In this lesson we started from familiar robot dynamics and introduced simple contact models to formalize motion–force coupling. For a 1-DOF example, we proved that pure position control can yield large and poorly controlled contact forces, and that closed-loop properties depend on the combined robot–environment stiffness and damping.

We defined the notion of effective interaction stiffness and showed how it emerges from the controller and environment, rather than being a directly specified design parameter. Numerical simulations in Python, C++, Java, MATLAB and Mathematica illustrated how high-gain position control leads to force spikes in stiff contact.

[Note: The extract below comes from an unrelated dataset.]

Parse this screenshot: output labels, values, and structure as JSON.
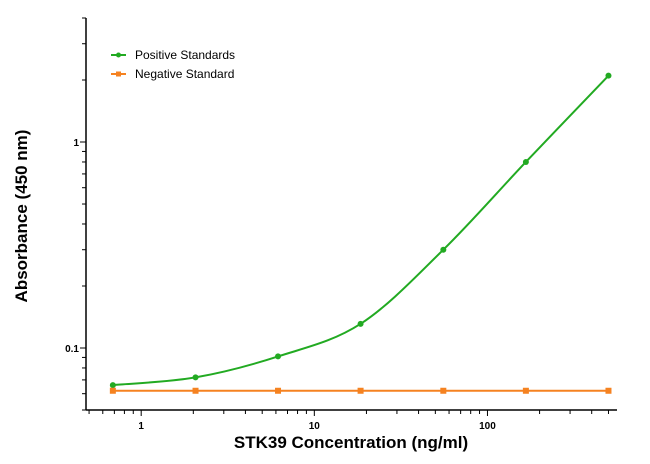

These analyses provide the mathematical motivation for the force- and impedance-based control architectures studied in the remaining lessons of this chapter.

9. References

  1. Raibert, M.H., & Craig, J.J. (1981). Hybrid position/force control of manipulators. ASME Journal of Dynamic Systems, Measurement, and Control, 103(2), 126–133.
  2. Hogan, N. (1985). Impedance control: An approach to manipulation. Part I–III. ASME Journal of Dynamic Systems, Measurement, and Control, 107(1), 1–24.
  3. Salisbury, J.K. (1980). Active stiffness control of a manipulator in Cartesian coordinates. Proceedings of the 19th IEEE Conference on Decision and Control, 95–100.
  4. Khatib, O. (1987). A unified approach for motion and force control of robot manipulators: The operational space formulation. IEEE Journal of Robotics and Automation, 3(1), 43–53.
  5. Colgate, J.E., & Hogan, N. (1988). Robust control of dynamically interacting systems. International Journal of Control, 48(1), 65–88.
  6. Anderson, R.J., & Spong, M.W. (1988). Bilateral control of teleoperators with time delay. IEEE Transactions on Automatic Control, 34(5), 494–501.
  7. Seraji, H., & Colbaugh, R. (1993). Force tracking in impedance control. International Journal of Robotics Research, 12(1), 20–30.